Karla Ortiz, a San Francisco-based illustrator, is one of the plaintiffs in a 2023 lawsuit against Stability AI and DeviantArt, the companies behind the image-generating models Stable Diffusion and DreamUp, respectively, and Midjourney. “Ultimately, we know that for generative AI to work as it does, it relies on massive overreach and violations of rights, both private and intellectual,” she wrote in a viral thread on Apple Intelligence. “This is true for all (generative) AI companies, and as Apple forces this technology upon us, it’s important to remember that they are no exception.”
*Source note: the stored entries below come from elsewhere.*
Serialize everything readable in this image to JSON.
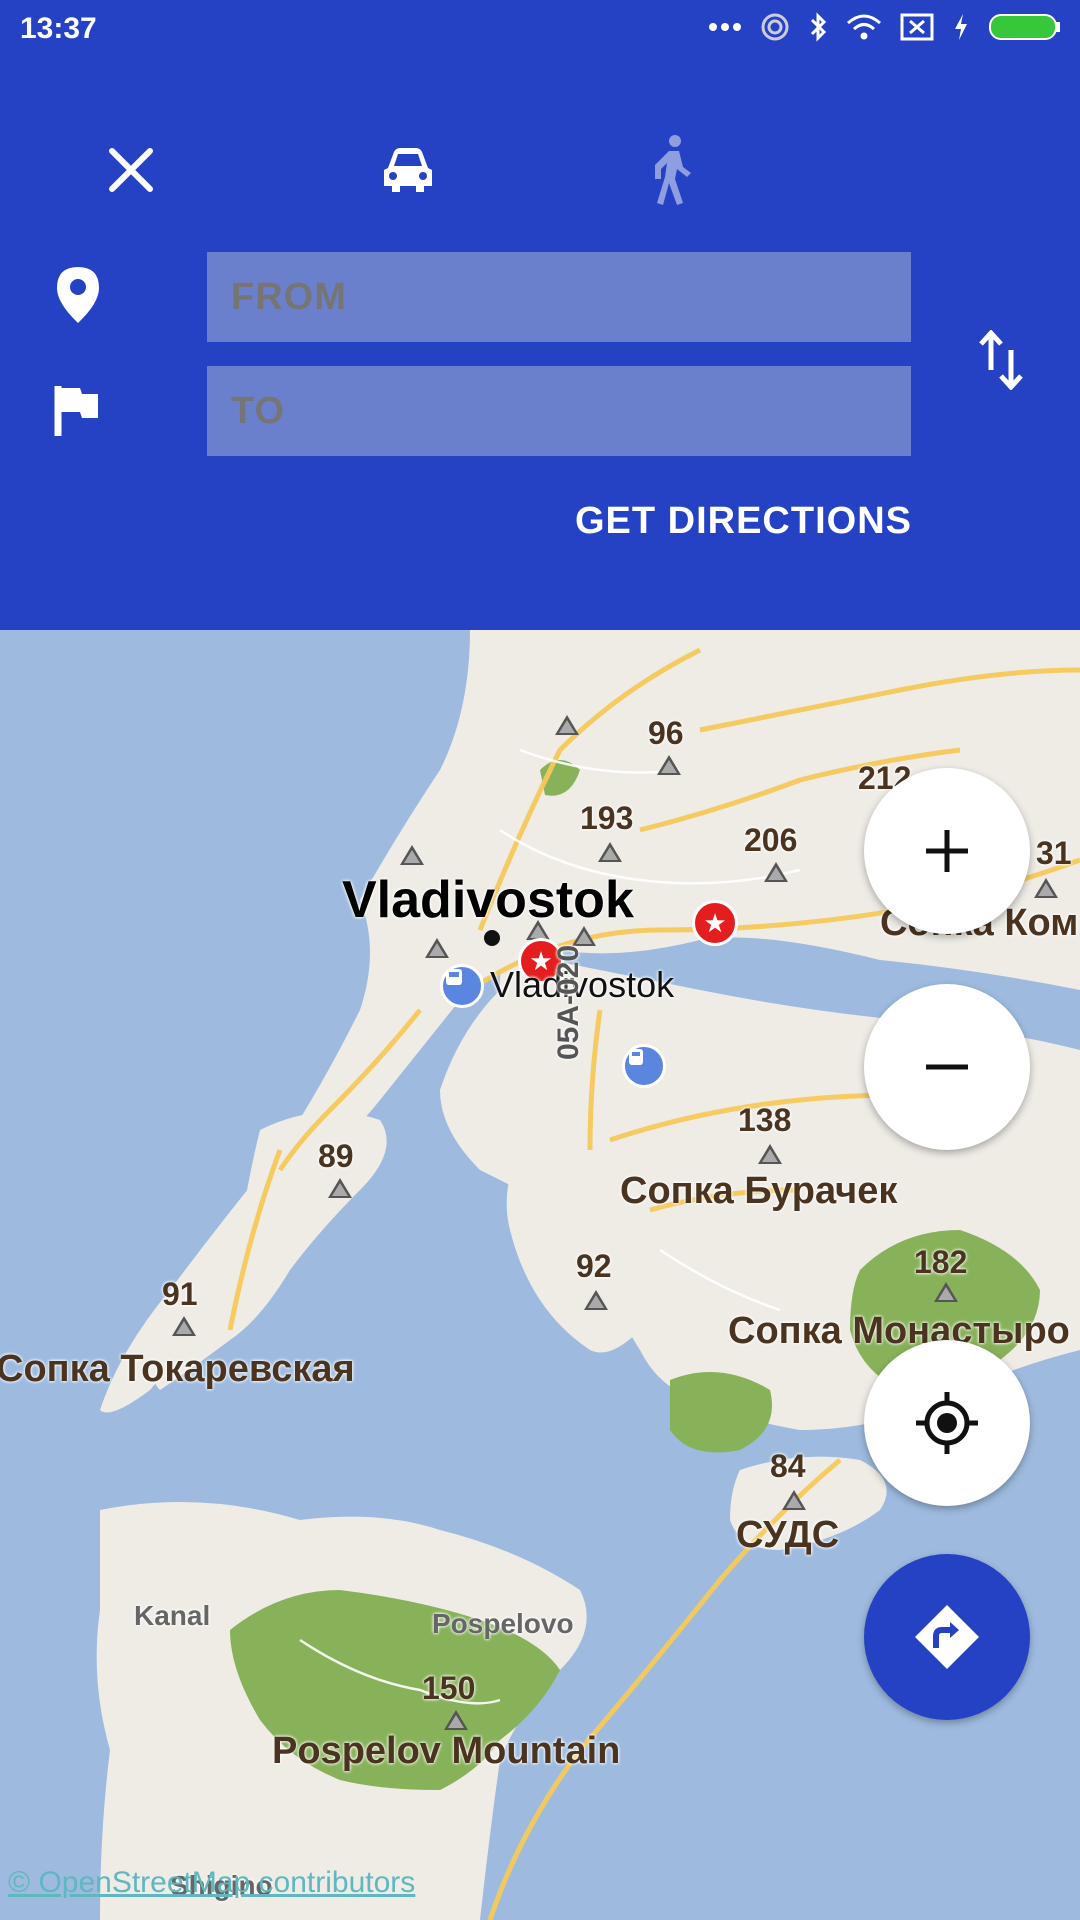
{
  "status": {
    "time": "13:37"
  },
  "header": {
    "from_placeholder": "FROM",
    "to_placeholder": "TO",
    "get_directions": "GET DIRECTIONS"
  },
  "map": {
    "labels": {
      "vladivostok_big": "Vladivostok",
      "vladivostok_station": "Vladivostok",
      "road": "05A-020",
      "buracheck": "Сопка Бурачек",
      "monastyr": "Сопка Монастыро",
      "tokarevskaya": "Сопка Токаревская",
      "suds": "СУДС",
      "kom": "Сопка Ком",
      "pospelovo": "Pospelovo",
      "kanal": "Kanal",
      "pospelov_mountain": "Pospelov Mountain",
      "shigino": "Shigino"
    },
    "peaks": {
      "p96": "96",
      "p193": "193",
      "p206": "206",
      "p212": "212",
      "p31": "31",
      "p138": "138",
      "p89": "89",
      "p92": "92",
      "p182": "182",
      "p91": "91",
      "p84": "84",
      "p150": "150"
    },
    "attribution": "© OpenStreetMap contributors"
  },
  "colors": {
    "primary": "#2541c4",
    "field": "#6b80cd",
    "water": "#9ebbdf",
    "land": "#f2efe9",
    "park": "#88b25a"
  }
}
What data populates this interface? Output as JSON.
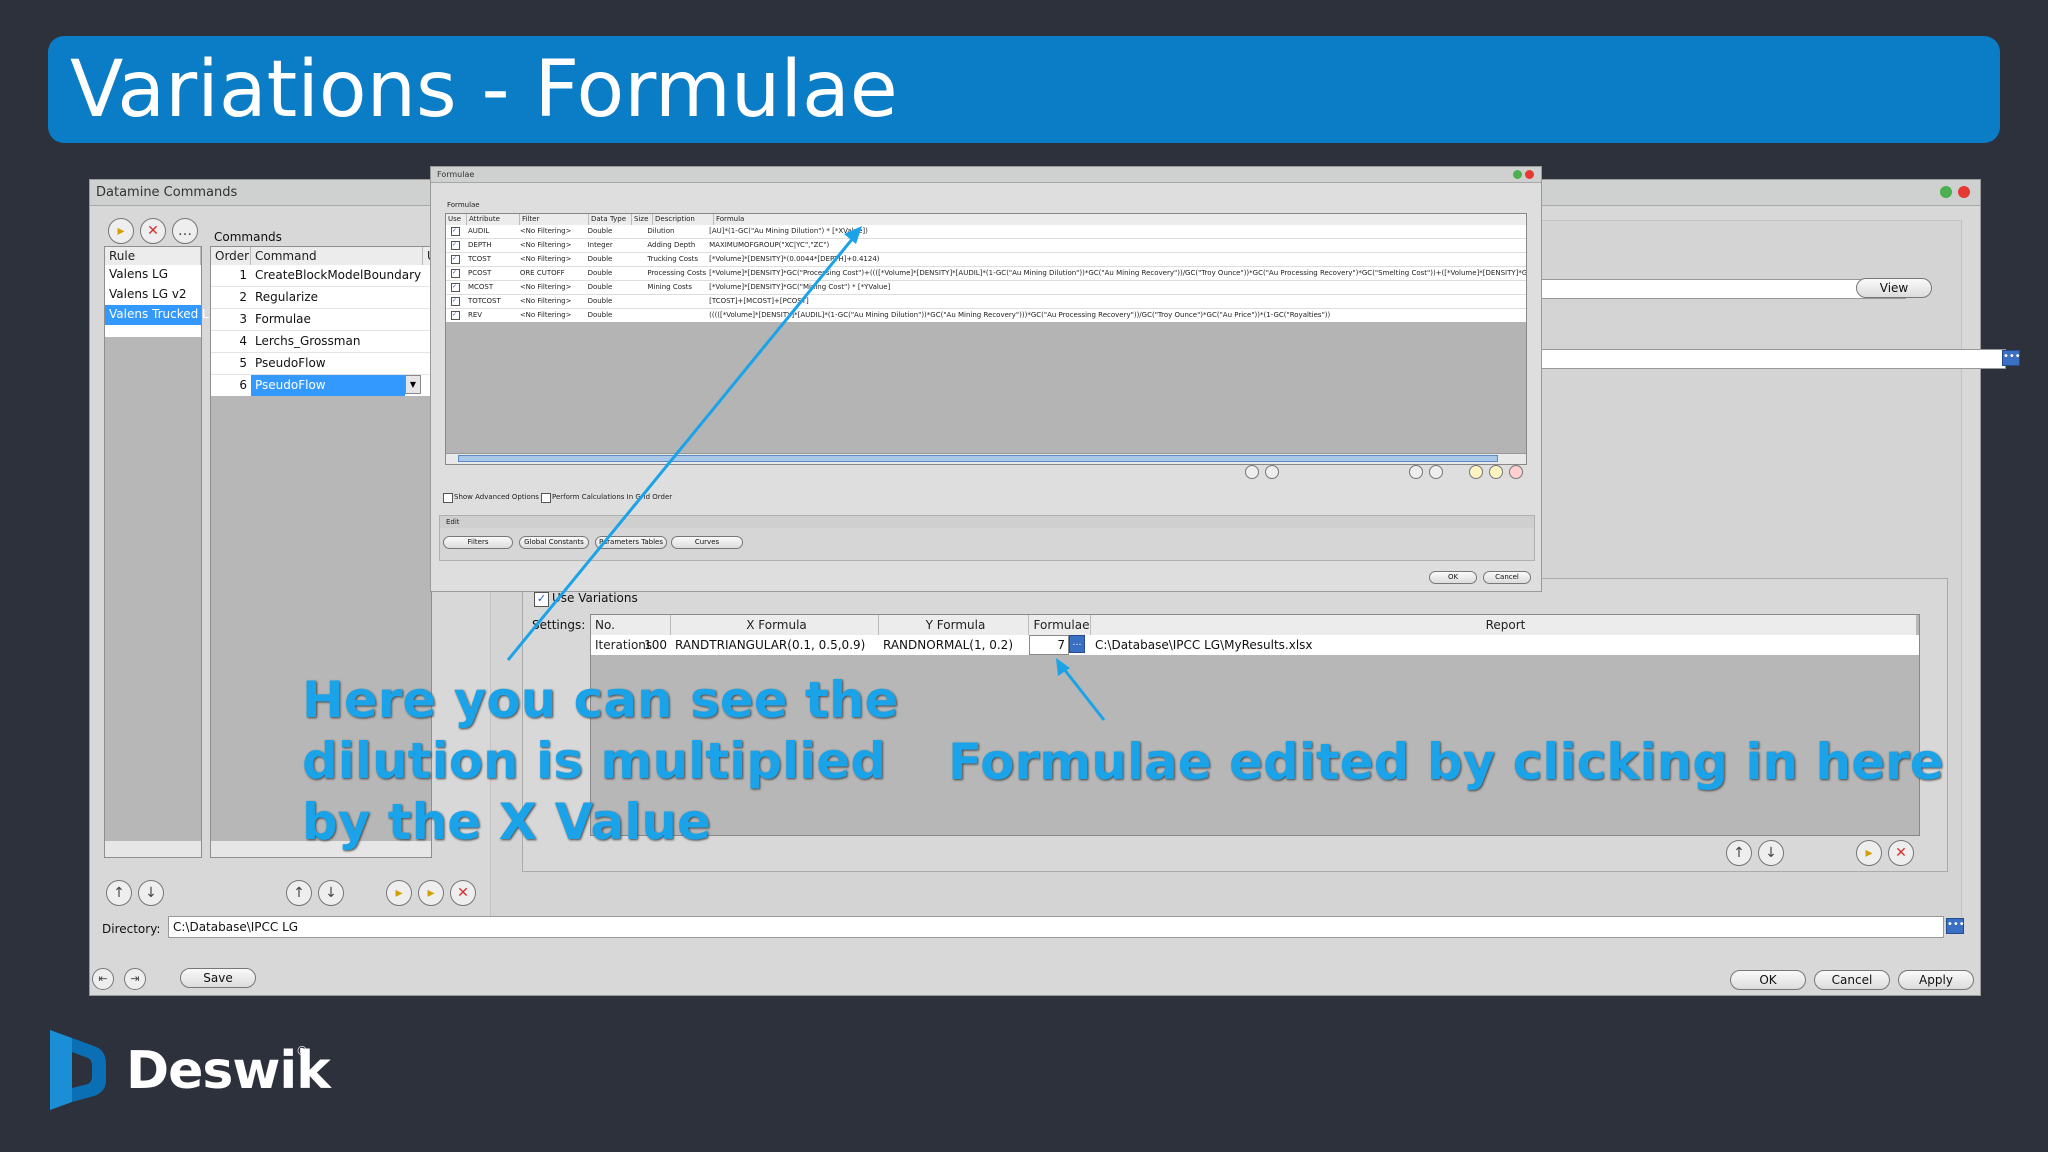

The outrage against Apple is also part of a broader sense of betrayal among creative professionals toward the tech companies whose tools they rely on to do their jobs. In April, a Bloomberg A report has revealed that Adobe, which makes Photoshop and many other apps used by artists, designers, and photographers, used images of questionable origin to train Firefly, its own image-generating model that Adobe claimed was trained “ethically.” And earlier this month, the company was forced to update its terms of service to clarify that it would not use customer content to train generative AI models after customer outrage. “The entire creative community has been betrayed by every software company we’ve ever trusted,” Lam said. Ditching Apple products altogether isn’t an option for him, he’s trying to cut back on spending — he plans to ditch his iPhone for a Light Phone III.

“I think there’s a growing sense that Apple is becoming like the rest of us,” Beane said. “A giant corporation that prioritizes its bottom line over the lives of the people who use its products.”